Ora, com as perspectivas pessimistas de crescimento a nível europeu, com o valor do barril do petróleo a subir vertiginosamente, com consequências de furacão «Katrina», os consumidores recorrem inevitavelmente a produtos baratos, no caso, aos têxteis chineses. E como o cliente tem sempre razão, e nem considerações nacionalistas, europeístas, ou outras tão pertinentes, neste caso, as importações têm sido massivas.

Esta é a primeira explicação para que toneladas de carregamentos, encomendados e pagos, de T-shirts, de camisas, de calças e até «soutiens» estejam bloqueados em inúmeros portos europeus, incluindo os portugueses. Só em camisolas, feitas nas fábricas chinesas e destinadas a serem vendidas no velho continente, estima-se que o bloqueio atinja 50 milhões de unidades.

Mas esta análise do desejo do consumidor que o lucro quer saciar é apenas a parte acessória.
A explicação principal reside na entrada da China na OMC - Organização Mundial do Comércio, em 2001.

Foi um passo de grande risco, como se está a começar a perceber, porque este país para além de ser o mais populoso do mundo, com um crescimento anual próximo dos dois dígitos, é hoje o segundo maior consumidor de petróleo mundial a seguir aos Estados Unidos.

Mas a concorrência dentro do liberalismo é saudável, mas não no âmbito de um capitalismo selvagem onde não existem regras.

No caso chinês as regras são as de uma ditadura que envergonha a Europa e as democracias ocidentais, mas que estas, perante o colosso económico em que se tornou, nem se atrevem a questionar.

E todas as declarações de princípio de respeito pelos direitos humanos proferidas até à náusea pelos principais dirigentes europeus e americanos de repente ficaram silenciadas.

Portanto o caso não é novo, porque já em 2004 os valores das importações de têxteis chineses acordados e efectivamente realizadas, representaram um desvio que, conforme os produtos, foi na ordem dos 49% a 318%!

E não é um qualquer comissário europeu do comércio ou outro, que depois de ter amnistiado a violação do ano transacto, vai ter força para reverter este ano a situação. Nem agora nem nunca, porque não é possível competir com um regime que continua a silenciar todas as vozes contrárias internas e agora, ao que parece também externas, que mantém a sua moeda desvalorizada artificialmente, não respeita as regras ambientais e pratica descaradamente «dumping social» com o uso de mão de obra infantil e escrava, sem horários, sem férias, em suma, sem o respeito dos mais elementares direitos sociais. Ou seja, a Europa está a ir pelo mau caminho e a dar sinais de fraqueza porque põe o acento tónico apenas no económico, esquecendo o seu «ex- libris» que é o respeito pelos Direitos do Homem e das Liberdades Fundamentais.

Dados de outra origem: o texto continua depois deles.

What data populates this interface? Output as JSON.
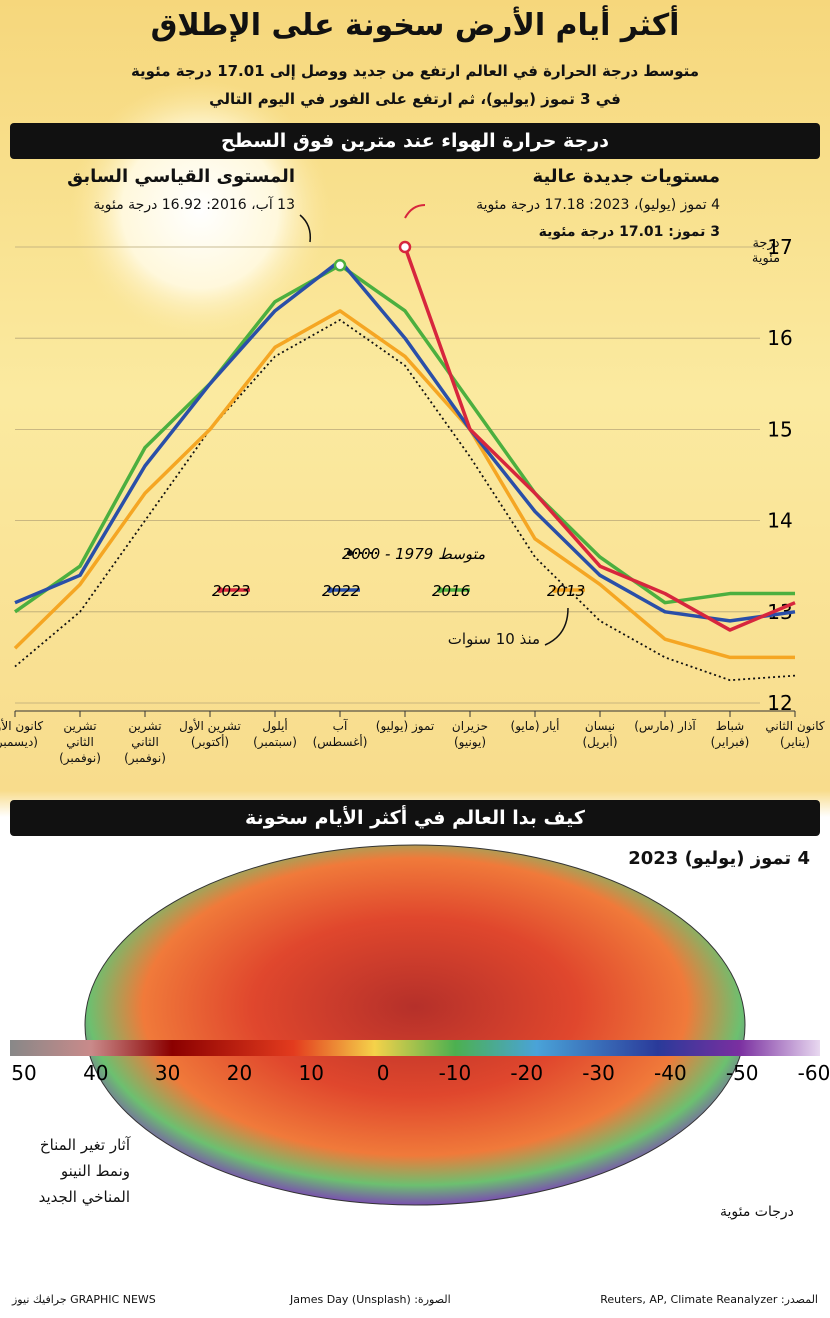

Pensar que deixar entrar a China na OMC levaria a implodir o regime por dentro, foi um erro de cálculo grosseiro.

Provavelmente o que vai acontecer é o inverso. É a Europa que vai implodir, a começar por Portugal. Para já, no sector do têxtil e do vestuário, que representa 200 mil postos de trabalho. É que os chineses podem comprar as nossas máquinas, mas isto significa que para além de irem os anéis, também levarão os dedos. E sem dores de consciência.